Selon une idée reçue et fausse, le budget-programme serait mieux adapté à la lutte anticorruption que les budgets-projets. En fait, peu importe le nom, ce qui compte étant la nature du système de contrôle des programmes de dépenses d’investissements ou de charges courantes (opérationnelles) et, si elle est certes plus élaborée, la formule du budget-programme n’est pas nécessairement la plus indiquée ici.
Un autre élément crucial est négligé : le rôle des règlementations économiques dans l’aggravation, la protection et la facilitation des mauvaises pratiques, comme dans le cas de l’Égypte après 1979. Les lacunes entretenues sciemment ou non dans la règlementation, les lois et les règlements intérieurs ont en effet joué un rôle considérable dans le pillage des fonds publics et la protection des grands prédateurs. Pour lutter sérieusement contre ce fléau, il faut donc s’atteler à la révision des textes en vigueur pour en éliminer les articles favorisant la corruption.

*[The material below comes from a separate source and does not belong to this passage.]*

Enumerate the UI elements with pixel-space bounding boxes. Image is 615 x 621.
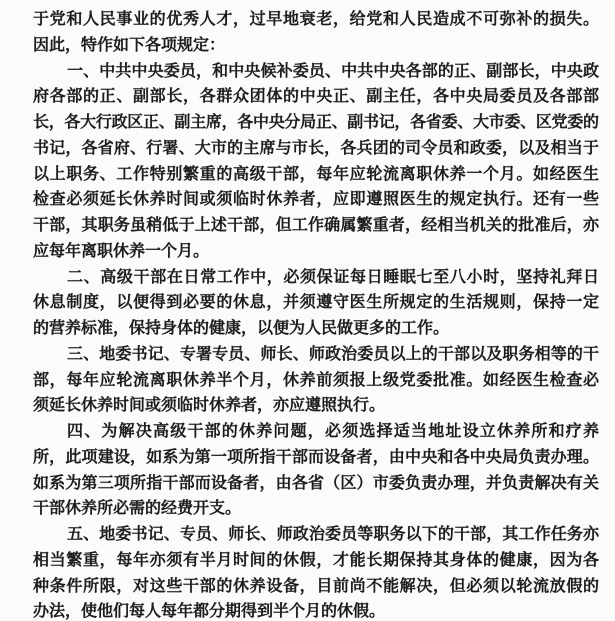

Enfin, la question des fonds et des comptes spéciaux qui, depuis le milieu de la décennie 1970, ont proliféré en Irak comme dans d’autres États arabes (Égypte, Tunisie, Arabie saoudite) n’est pas abordée. Il s’agit pourtant d’un phénomène extrêmement nocif pour les finances publiques puisqu’il a conduit au pillage et à l’épuisement des ressources de ces pays.